Culture

Sandy Denny was the most outstanding female singer that Britain has produced

40 years since her passing, no other artist in popular music has ever replicated her vocal brilliance

April 16, 2018
Sandy Denny in 1972. Photo: David Bailey/Wikimedia Commons
Sandy Denny in 1972. Photo: David Bailey/Wikimedia Commons

She died, a burnt-out case, 40 years ago this week. She was 31 years old. The proximate cause of her death was a cerebral haemorrhage as a result of a fall downstairs. But her life had for a long time been a downward spiral of drink, drugs and loss of control.

Professionally it seemed to be all over. Her voice had gone (she had chain smoked for years); her weight had ballooned; her recording contract had not been renewed; her last tour, an attempted comeback, had failed. The money had run out. There was no work in sight.

Her personal life was in even worse shape. Most of her friends had despaired of her and of the mess she had made of her life. Her marriage, shaky at the best of times, had run its course: the day before her death her husband had, without telling her, flown to Australia on a one way ticket, taking with him their nine month old daughter whom she had proved incapable of looking after.

Many of the rock musicians who died young in Britain in the 1970s were the best of their generation. Keith Moon was the most inventive drummer. Jimi Hendrix the most versatile guitarist.

Sandy Denny is, quite simply, the most outstanding female singer that Britain has ever produced.

Born into a middle class family in Wimbledon she began singing in folk clubs in the late 1960s while studying at Kingston College of Art (where she was, without knowing it, a contemporary of Eric Clapton). The recordings which survive of her performances then are mostly of traditional material, which she sang to her own guitar accompaniment.

In 1968 she joined the band with which she is particularly associated, Fairport Convention. They had until then played mainly American contemporary music including Bob Dylan, Joni Mitchell and Leonard Cohen covers.

Sandy Denny transformed it. She still sang Dylan songs with them and was throughout her career one of the finest deliverers of his music. Her interpretation of “I’ll keep it with mine,” for example, which appeared on her first Fairport album What we did on our holidays is vastly more penetrating than Dylan’s own throwaway version. But following her arrival Fairport began playing her, and her fellow band member Richard Thompson’s, own compositions

One of them was the song for which she is mainly remembered. She wrote” Who knows where the time goes?” when she was 19 and it appeared on Fairport’s second album Unhalfbricking before becoming the title track of an album by Judy Collins. The royalties from it was her most constant source of income. It was heard recently on the London stage as the accompanying music to Jez Butterworth’s Jerusalem.

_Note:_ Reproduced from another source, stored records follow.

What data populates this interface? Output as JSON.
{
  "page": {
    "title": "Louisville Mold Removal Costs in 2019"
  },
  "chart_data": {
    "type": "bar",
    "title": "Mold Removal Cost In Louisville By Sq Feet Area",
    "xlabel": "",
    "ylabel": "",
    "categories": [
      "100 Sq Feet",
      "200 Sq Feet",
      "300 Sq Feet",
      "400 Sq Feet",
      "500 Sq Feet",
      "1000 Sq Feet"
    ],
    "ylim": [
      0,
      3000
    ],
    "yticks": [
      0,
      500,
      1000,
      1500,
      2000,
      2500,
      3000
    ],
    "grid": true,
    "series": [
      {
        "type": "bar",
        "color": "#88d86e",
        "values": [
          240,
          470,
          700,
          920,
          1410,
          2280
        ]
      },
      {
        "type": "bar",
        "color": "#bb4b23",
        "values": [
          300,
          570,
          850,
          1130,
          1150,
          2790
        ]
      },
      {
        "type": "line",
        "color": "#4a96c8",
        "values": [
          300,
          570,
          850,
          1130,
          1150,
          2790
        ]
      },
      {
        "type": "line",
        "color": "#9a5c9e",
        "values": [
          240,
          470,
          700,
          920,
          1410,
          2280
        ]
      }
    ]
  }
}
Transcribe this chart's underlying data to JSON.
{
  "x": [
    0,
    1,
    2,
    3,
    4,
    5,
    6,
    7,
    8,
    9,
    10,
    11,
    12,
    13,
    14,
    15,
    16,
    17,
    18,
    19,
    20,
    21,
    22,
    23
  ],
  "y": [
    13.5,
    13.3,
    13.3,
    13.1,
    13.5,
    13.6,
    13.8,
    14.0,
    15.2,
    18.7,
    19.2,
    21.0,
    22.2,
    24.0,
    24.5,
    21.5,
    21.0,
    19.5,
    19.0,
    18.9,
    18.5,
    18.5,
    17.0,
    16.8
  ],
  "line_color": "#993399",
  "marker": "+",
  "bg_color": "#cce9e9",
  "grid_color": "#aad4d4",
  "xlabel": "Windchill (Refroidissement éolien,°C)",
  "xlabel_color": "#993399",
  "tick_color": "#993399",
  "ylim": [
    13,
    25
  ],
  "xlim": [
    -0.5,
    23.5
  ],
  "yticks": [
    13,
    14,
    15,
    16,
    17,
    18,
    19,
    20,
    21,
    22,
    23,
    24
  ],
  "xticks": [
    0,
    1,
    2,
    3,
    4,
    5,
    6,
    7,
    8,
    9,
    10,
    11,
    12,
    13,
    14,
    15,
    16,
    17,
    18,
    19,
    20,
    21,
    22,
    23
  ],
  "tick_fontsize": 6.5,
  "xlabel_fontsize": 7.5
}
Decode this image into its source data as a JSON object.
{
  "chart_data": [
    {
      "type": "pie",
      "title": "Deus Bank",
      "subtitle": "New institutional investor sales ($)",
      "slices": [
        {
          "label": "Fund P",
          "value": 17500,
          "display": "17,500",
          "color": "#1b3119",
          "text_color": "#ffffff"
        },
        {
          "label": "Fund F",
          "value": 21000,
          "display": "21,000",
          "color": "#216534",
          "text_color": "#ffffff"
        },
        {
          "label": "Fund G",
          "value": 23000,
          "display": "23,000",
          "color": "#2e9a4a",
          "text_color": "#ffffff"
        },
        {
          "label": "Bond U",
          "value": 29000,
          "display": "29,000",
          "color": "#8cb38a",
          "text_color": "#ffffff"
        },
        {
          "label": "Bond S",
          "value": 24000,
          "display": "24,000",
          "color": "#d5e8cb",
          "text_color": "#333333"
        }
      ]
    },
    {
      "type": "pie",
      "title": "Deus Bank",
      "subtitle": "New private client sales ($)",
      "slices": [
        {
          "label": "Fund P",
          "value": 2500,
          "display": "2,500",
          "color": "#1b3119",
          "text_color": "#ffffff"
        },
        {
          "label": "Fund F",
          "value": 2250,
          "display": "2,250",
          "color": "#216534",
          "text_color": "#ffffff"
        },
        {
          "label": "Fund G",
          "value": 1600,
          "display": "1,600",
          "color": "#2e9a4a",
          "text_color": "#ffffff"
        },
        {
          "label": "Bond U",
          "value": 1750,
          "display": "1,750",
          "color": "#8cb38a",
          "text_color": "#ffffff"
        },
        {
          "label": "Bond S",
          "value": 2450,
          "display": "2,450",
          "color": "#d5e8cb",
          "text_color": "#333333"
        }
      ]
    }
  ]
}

But it was her third Fairport album, Liege and Lief, issued in 1969 which marked the breakthrough. By then she was the dominant figure in the band and its sole vocalist. Liege and Lief marked the beginning in Britain of what came to be called folk-rock: traditional songs performed with an accompaniment of three electric guitars, electric violin and drums. Nothing like it had been heard here before.

But almost as soon as the album was completed Sandy Denny moved on again. She formed a new band “Fotheringay” with her husband Trevor Lucas which only lasted a year; and then became a solo artist, releasing three albums, before briefly rejoining Fairport Convention in 1974. But that too only lasted a year and she returned to solo performing.

Her success during her lifetime was limited. She was twice voted by Melody Maker Britain’s best female artist. She sang with Led Zeppelin, the only outsider ever to do so. But she never achieved the status of Joni Mitchell, the artist to whom perhaps she bears the most resemblance. Even today, when there is more interest in her legacy, she is something of a cult figure.

So why remember her?

Because hers was, in the words of a survey in the Times in 2014, the voice of Albion. A voice which through its purity and its melancholy managed to invest everything she sang, including her own compositions, with the mysteries of the past.

It was, as The Who’s Pete Townshend, a friend and occasional lover, put it “the perfect British folk voice. Not a trace of vibrato. Pure and easy.”

Her sense of melody, her timing, her ability to hold a note, her seemingly effortless breath control were extraordinary. Ralph McTell, who was occasionally one of her backing musicians, called it “heartbreakingly beautiful, cracking in just the right place to touch the emotional heart of the song."

To listen to her haunting performances of “Farewell, Farewell” on” Liege and Lief or of “Blackwaterside” on her first solo album The North Star Grassman and the Ravens is to hear a raw pain, a desolate sadness of a kind which no other artist in the field of popular music has ever replicated.

She herself insisted that it was not the voice that mattered, it was the song, that the whole point of singing was to tell the story of the song. Many of the songs she sang, including ones she wrote herself, were complex and allegorical. Unlike many singer-songwriters she revealed little of herself in them. It was the voice that gave them their form and their resonance.

Dylan once cryptically claimed that “traditional music is the only true valid death.” Sandy Denny’s actual death was a dismal one. Maybe, if Dylan is right, it was in her music that she truly died.